Richard G. Taranto, a Washington lawyer for person-to-person, file-swapping software developers Grokster and SteamCast Networks, said copyright owners remained free to bring such an inducement claim and seek damages for it, if the case is sent back to District Court for a trial. (The case reached the Supreme Court after summary judgment in the District Court, affirmed by the Ninth Circuit.)

But Donald B. Verrilli, Jr., representing the movie studios, music recording studios and other owners of copyrighted works, countered that an “active inducement” remedy would be seriously deficient in putting a stop to the practice of file theft. He cautioned the Court not to affirm the Ninth Circuit on the key issue in the case — the meaning of the Sony Betamax decision as it defined secondary copyright infringement — because that would give infringers “a perpetual license to keep going forward, and not ever have to do anything to check the practice” of massive file-downloading.

What the P2P software designers want from the Court, Verrilli protested, is “a rule of immunity: all they have to do is speculate that there will be some non-infringing uses [of their product], and then you can go right on infringing.”

Several members of the Court — but especially Justices Antonin Scalia, Stephen G. Breyer and David H. Souter — seemed troubled about the potential impact of a tightening of copyright law on small inventors — “the guy in the garage,” as Souter put it.


Breyer wondered whether a lawyer for a developer — for example, the inventor of the iPod — could assure his client that he could continue to develop new products without fear of being held liable for the illegal uses to which the products might be used by some. Verrilli tried to provide assurances.

Scalia wondered aloud “how much time you get [as a designer] to bring up the lawful use so it outweighs the unlawful use,” and thus copyright liability is averted. Verrilli said inventors would not have “absolute certainty” that they could avoid liability.

Souter said: “The question is: how do we know in advance that we can give the inventor — that is, the developer — the confidence to go ahead? How do we avoid the foregone conclusion that the iPod developer is going to lose his shirt” in copyright damages?
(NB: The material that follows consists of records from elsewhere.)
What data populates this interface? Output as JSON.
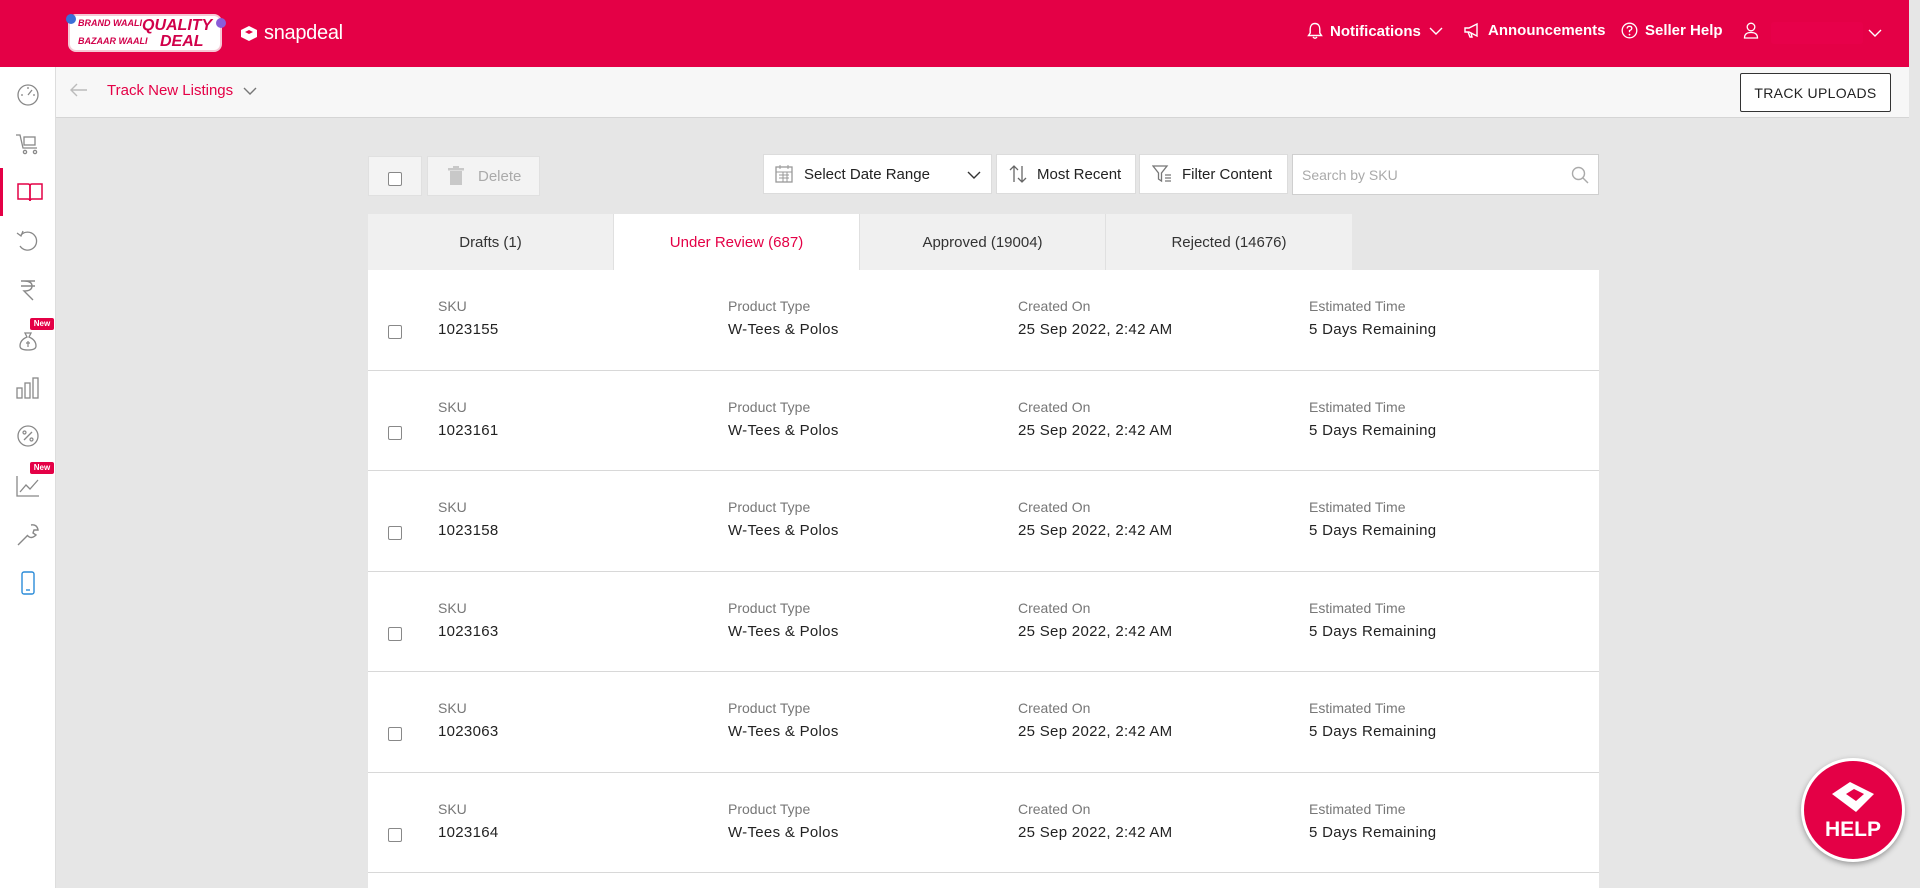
{
  "header": {
    "promo": {
      "line1": "BRAND WAALI",
      "line2": "QUALITY",
      "line3": "BAZAAR WAALI",
      "line4": "DEAL"
    },
    "logo_text": "snapdeal",
    "notifications_label": "Notifications",
    "announcements_label": "Announcements",
    "seller_help_label": "Seller Help",
    "brand_color": "#e40046"
  },
  "sidebar": {
    "items": [
      {
        "icon": "dashboard-icon"
      },
      {
        "icon": "orders-cart-icon"
      },
      {
        "icon": "catalog-book-icon",
        "active": true
      },
      {
        "icon": "returns-icon"
      },
      {
        "icon": "payments-rupee-icon"
      },
      {
        "icon": "money-bag-icon",
        "badge": "New"
      },
      {
        "icon": "bar-chart-icon"
      },
      {
        "icon": "discount-icon"
      },
      {
        "icon": "trend-line-icon",
        "badge": "New"
      },
      {
        "icon": "tools-wrench-icon"
      },
      {
        "icon": "mobile-phone-icon"
      }
    ]
  },
  "subheader": {
    "breadcrumb": "Track New Listings",
    "track_uploads_label": "TRACK UPLOADS"
  },
  "toolbar": {
    "delete_label": "Delete",
    "date_range_label": "Select Date Range",
    "sort_label": "Most Recent",
    "filter_label": "Filter Content",
    "search_placeholder": "Search by SKU"
  },
  "tabs": [
    {
      "label": "Drafts (1)",
      "active": false
    },
    {
      "label": "Under Review (687)",
      "active": true
    },
    {
      "label": "Approved (19004)",
      "active": false
    },
    {
      "label": "Rejected (14676)",
      "active": false
    }
  ],
  "columns": {
    "sku": "SKU",
    "product_type": "Product Type",
    "created_on": "Created On",
    "estimated_time": "Estimated Time"
  },
  "rows": [
    {
      "sku": "1023155",
      "product_type": "W-Tees & Polos",
      "created_on": "25 Sep 2022, 2:42 AM",
      "estimated_time": "5 Days Remaining"
    },
    {
      "sku": "1023161",
      "product_type": "W-Tees & Polos",
      "created_on": "25 Sep 2022, 2:42 AM",
      "estimated_time": "5 Days Remaining"
    },
    {
      "sku": "1023158",
      "product_type": "W-Tees & Polos",
      "created_on": "25 Sep 2022, 2:42 AM",
      "estimated_time": "5 Days Remaining"
    },
    {
      "sku": "1023163",
      "product_type": "W-Tees & Polos",
      "created_on": "25 Sep 2022, 2:42 AM",
      "estimated_time": "5 Days Remaining"
    },
    {
      "sku": "1023063",
      "product_type": "W-Tees & Polos",
      "created_on": "25 Sep 2022, 2:42 AM",
      "estimated_time": "5 Days Remaining"
    },
    {
      "sku": "1023164",
      "product_type": "W-Tees & Polos",
      "created_on": "25 Sep 2022, 2:42 AM",
      "estimated_time": "5 Days Remaining"
    }
  ],
  "help_label": "HELP"
}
Such developers would be protected, Verrilli suggested, unless they adopted “the business model” that he said Grokster and StreamCast Networks had adopted: creating a giant “infringing machine” with software that they not only know will be used to steal copyrighted works, but also had been engaging in activity to promote such unlawful use.

Verrilli’s argument placed the heaviest emphasis on this “business model” argument, premised on the claim that Grokster and StreamCast simply adapted the old Napster file-sharing software so that they could avoid copyright liability, even while profiting handsomely from it. But his emphasis upon that argument — strongly seconded by Acting Solicitor General Paul D. Clement, arguing for the federal government as amicus — led Justice Sandra Day O’Connor and others to suggest that the remedy should be an “active inducement” claim, rather than a secondary copyright infringement claim.

Justice Ruth Bader Ginsburg gave voice to a concern that seemed to be troubling a number of her colleagues, too — the proper legal standard for judging secondary infringement in the digital age. She and others several times asked the attorneys to spell out their interpretation of the Sony Betamax standard, and to articulate why they thought it might not be adequate. (The Sony standard has usually been understood as barring secondary copyright infringement if the developer has created a product that has the capacity for “substantial non-infringing uses” that were “commercially significant”.)

Ginsburg herself said the Sony decision was not so clear on the standard it was laying down, because of extensive discussion in that opinion beyond the formula on non-infringing uses.

The Court is expected to decide the case later this spring.